La plupart des gens ne voient pas ce qui peut poser problème lorsqu’ils donnent un avis ou une info personnelle sur Internet. Et c’est relativement justifié. A l’échelle de l’individu, hormis quelques dérapages possibles, c’est vrai qu’il n’y a pas grand chose à dire. Globalement ça se passe plutôt bien. On constate par exemple que les attaques contre Facebook tombent souvent à l’eau lorsqu’elles se positionnent sur l’argument "Facebook est dangereux pour vous ou votre vie privée". Tous les jours, c’est l’inverse que les utilisateurs constatent (même si tous les jours c’est l’inverse qu’ils entendent).
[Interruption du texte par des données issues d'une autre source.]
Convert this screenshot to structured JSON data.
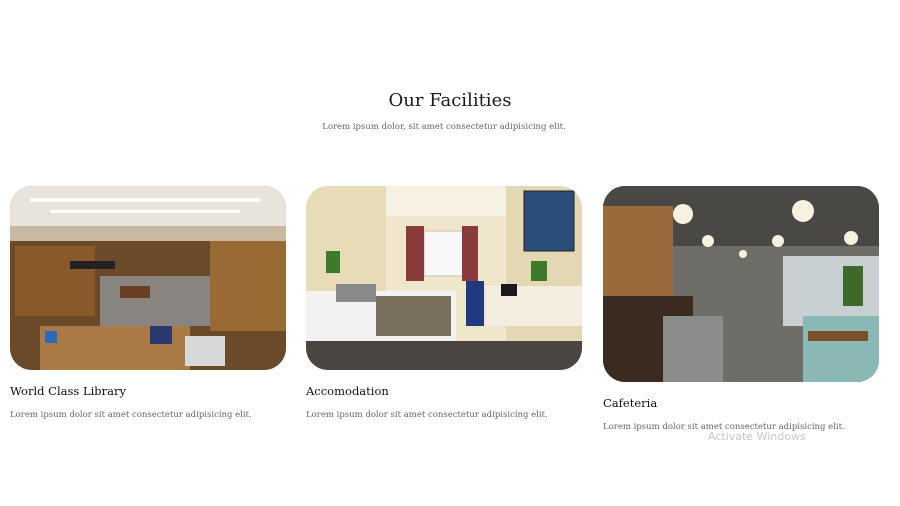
{
  "section": {
    "title": "Our Facilities",
    "subtitle": "Lorem ipsum dolor, sit amet consectetur adipisicing elit."
  },
  "facilities": [
    {
      "title": "World Class Library",
      "text": "Lorem ipsum dolor sit amet consectetur adipisicing elit."
    },
    {
      "title": "Accomodation",
      "text": "Lorem ipsum dolor sit amet consectetur adipisicing elit."
    },
    {
      "title": "Cafeteria",
      "text": "Lorem ipsum dolor sit amet consectetur adipisicing elit."
    }
  ],
  "watermark": "Activate Windows"
}
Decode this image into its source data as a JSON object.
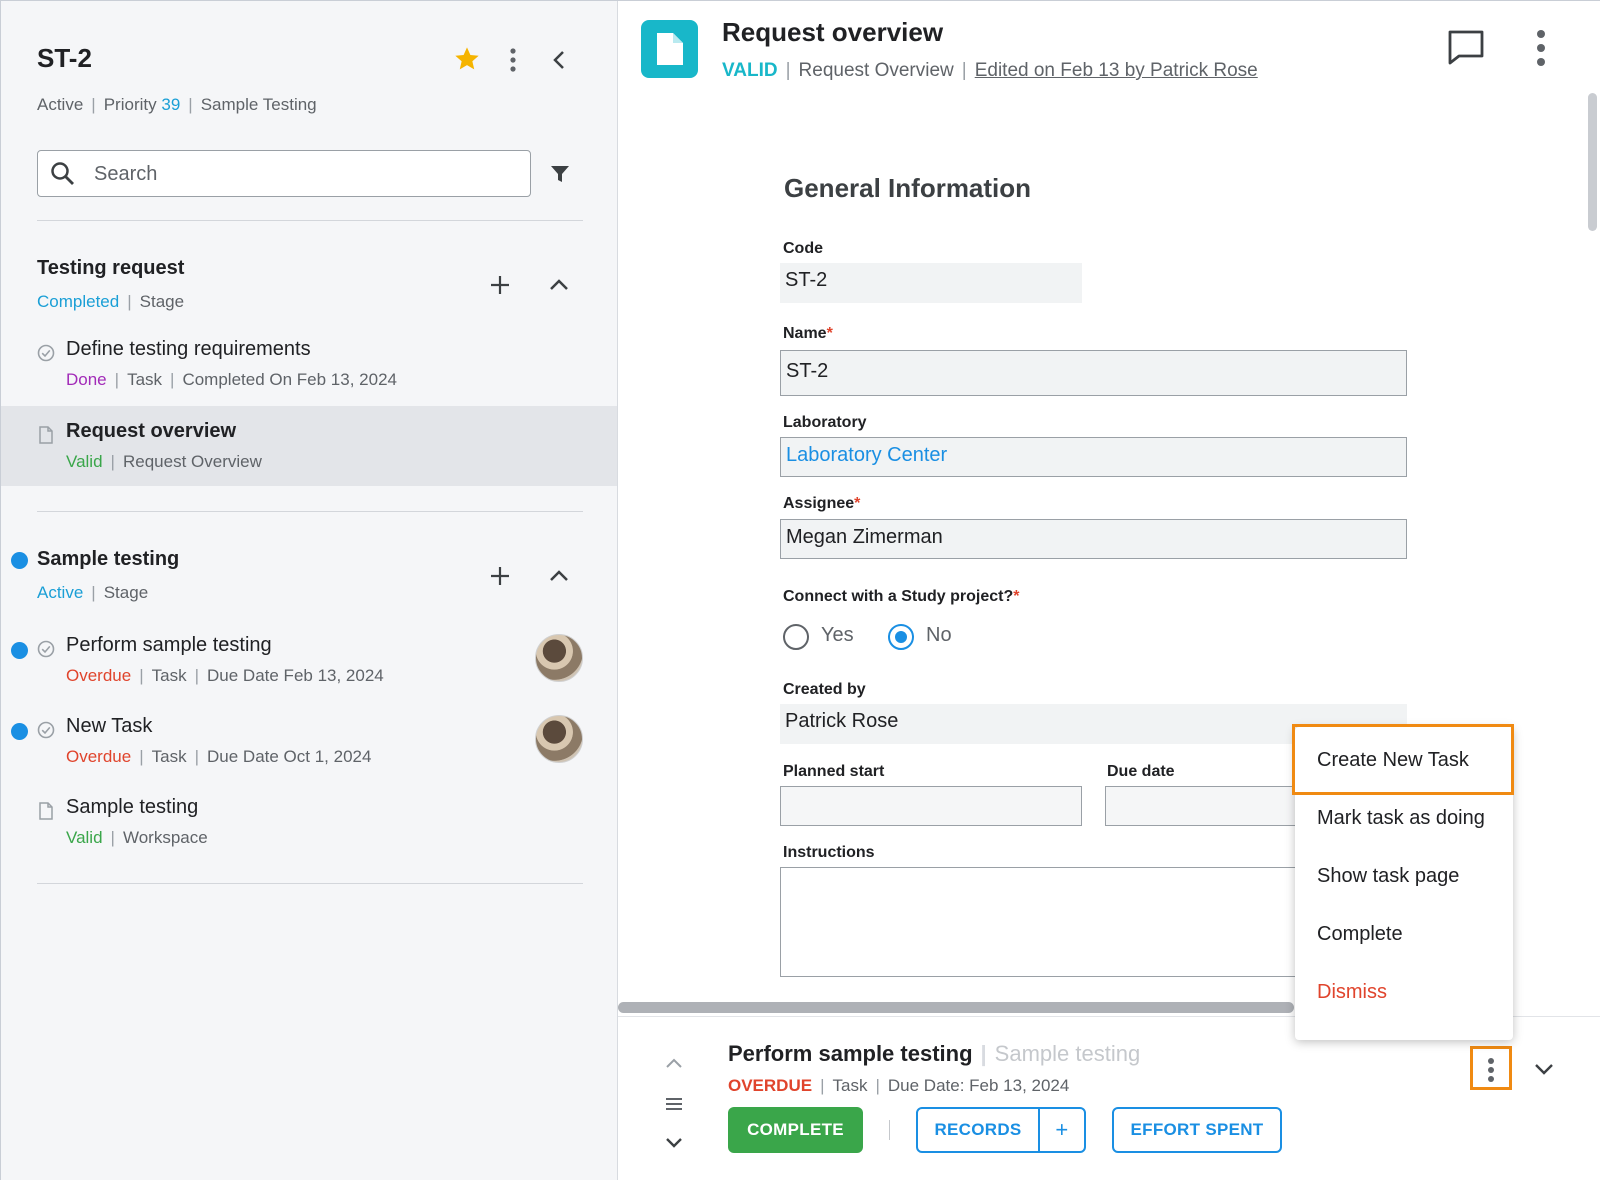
{
  "left": {
    "title": "ST-2",
    "meta": {
      "status": "Active",
      "priority_label": "Priority",
      "priority_value": "39",
      "workspace": "Sample Testing"
    },
    "search": {
      "placeholder": "Search",
      "value": ""
    },
    "groups": [
      {
        "title": "Testing request",
        "status": "Completed",
        "type": "Stage",
        "items": [
          {
            "title": "Define testing requirements",
            "status": "Done",
            "type": "Task",
            "detail": "Completed On Feb 13, 2024"
          },
          {
            "title": "Request overview",
            "status": "Valid",
            "type": "Request Overview"
          }
        ]
      },
      {
        "title": "Sample testing",
        "status": "Active",
        "type": "Stage",
        "items": [
          {
            "title": "Perform sample testing",
            "status": "Overdue",
            "type": "Task",
            "detail": "Due Date Feb 13, 2024"
          },
          {
            "title": "New Task",
            "status": "Overdue",
            "type": "Task",
            "detail": "Due Date Oct 1, 2024"
          },
          {
            "title": "Sample testing",
            "status": "Valid",
            "type": "Workspace"
          }
        ]
      }
    ]
  },
  "right": {
    "header": {
      "title": "Request overview",
      "status": "VALID",
      "type": "Request Overview",
      "edited": "Edited on Feb 13 by Patrick Rose"
    },
    "form": {
      "section": "General Information",
      "code_label": "Code",
      "code_value": "ST-2",
      "name_label": "Name",
      "name_value": "ST-2",
      "lab_label": "Laboratory",
      "lab_value": "Laboratory Center",
      "assignee_label": "Assignee",
      "assignee_value": "Megan Zimerman",
      "connect_label": "Connect with a Study project?",
      "connect_yes": "Yes",
      "connect_no": "No",
      "connect_selected": "No",
      "created_label": "Created by",
      "created_value": "Patrick Rose",
      "planned_label": "Planned start",
      "planned_value": "",
      "due_label": "Due date",
      "due_value": "",
      "instructions_label": "Instructions",
      "instructions_value": "",
      "required_mark": "*"
    },
    "menu": {
      "items": [
        "Create New Task",
        "Mark task as doing",
        "Show task page",
        "Complete",
        "Dismiss"
      ]
    },
    "bottom": {
      "title": "Perform sample testing",
      "subtitle": "Sample testing",
      "status": "OVERDUE",
      "type": "Task",
      "detail": "Due Date: Feb 13, 2024",
      "complete_label": "COMPLETE",
      "records_label": "RECORDS",
      "records_add": "+",
      "effort_label": "EFFORT SPENT"
    }
  },
  "separator": "|",
  "colors": {
    "accent_blue": "#1a9fd6",
    "teal": "#18b7c9",
    "green": "#3aa64a",
    "red": "#e0442c",
    "purple": "#a22bb8",
    "highlight_orange": "#f08a12",
    "star": "#f5b400"
  },
  "icons": [
    "star-icon",
    "kebab-icon",
    "chevron-left-icon",
    "search-icon",
    "filter-icon",
    "plus-icon",
    "chevron-up-icon",
    "check-circle-icon",
    "document-icon",
    "chat-icon",
    "chevron-down-icon",
    "menu-lines-icon"
  ]
}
Pourquoi un tel décalage ?
 
Le problème ne se situe pas au niveau de l’individu, mais au niveau la masse d’individus. C’est la première nouveauté : la masse. Tout le monde sera d’accord pour dire que l’on se contre fiche de savoir qu’un individu aime tel bouquin. Par contre, cela devient intéressant lorsque mille individus aiment ce même bouquin. Une fois que l’on détecte un mouvement de masse, il devient intéressant de savoir qui compose cette masse. On peut donc classer les individus dans des groupes et voir avec quels groupes ils sont plus ou moins proches. On peut voir des mouvements de masse (artistiques, philosophiques, politiques, etc) grossir ou disparaitre. On peut donc observer, mais surtout, on peut essayer d’interférer sur ces mouvements de masses. La science de la communication est pleine d’outils qui ne demandent qu’à être expérimentés (le plus vieux étant la désinformation). En somme, le problème n’est pas l’information elle-même, mais ce que l’on peut en déduire et en faire. La divulgation d’infos personnelles ne serait donc pas problématique pour l’individu, mais pour la masse (composée d’individus). Au final l’individu a un contrôle tout à fait relatif sur les informations personnelles qu’il divulgue. Car il ne peut pas savoir à l’avance l’impact et l’intérêt que peut avoir cette information.
 
A l’échelle de l’individu, les sites comme 123people montrent déjà ce qu’il est possible de trouver sur Internet. Vous tapez le nom d’une personne et le site vous sort toutes les pages web où son nom est mentionné. Les informations sont "récoltées à la volée" sur Internet. C’est d’ailleurs comme ça que le site se décharge de toute responsabilité. Il ne stocke rien. Le même principe existe avec les portraits avec le site Facesearch. Des exemples comme ceux-ci, on en trouve plein.
 
Sur le plan strictement technique, il est possible d’aller plus loin. On peut finement identifier les individus et savoir à quels groupes ou catégories de personnes ils appartiennent. En réalité cela n’est pas vraiment nouveau. Les journaux peuvent également fournir ce genre d’information. Cela nous amène à l’autre nouveauté : le support. Internet permet de faire une cartographie à un instant T de la masse. Il est possible de suivre l’évolution de la masse de manière automatisée et en direct. Les supports traditionnels (journaux, tv, etc.) ne permettent pas ça. Le site archive.org illustre bien la possibilité de stocker le contenu du web. Ce que vous mettez sur Internet pourra y figurer éternellement. Sur le plan individuel, cela pose un autre problème. Ce que vous êtes aujourd’hui ne correspond pas nécessairement à ce qu’Internet a retenu de vous en dernier. Il est parfois difficile de revenir sur un commentaire posté il y a quelques mois ou quelques années. Le plus souvent on oublie simplement qu’on avait écrit sur tel ou tel site, sans parler du fameux mot de passe oublié. 
 
L’idée n’est pas de dire "Attention big brother nous surveille !". Il faut nuancer mais quand même avoir à l’esprit que certains outils sont relativement faciles à mettre en oeuvre. Bien entendu, l’intérêt n’est pas forcément de nuire. On peut y trouver des intérêts commerciaux et industriels mais également politiques et sécuritaires. Le bien fondé de leur utilisation est avant tout une question de point de vue. Et puis encore une fois ce n’est pas vraiment nouveau. Tout le monde connaît le marketing ciblé, les études de marché, les sondages, les pétitions ou les fichiers "d’état" (ex : sécurité sociale). Cela fait des années que les individus savent que leurs données personnelles sont utilisées par des tiers. C’est généralement accepté (certainement parce que c’est réglementé).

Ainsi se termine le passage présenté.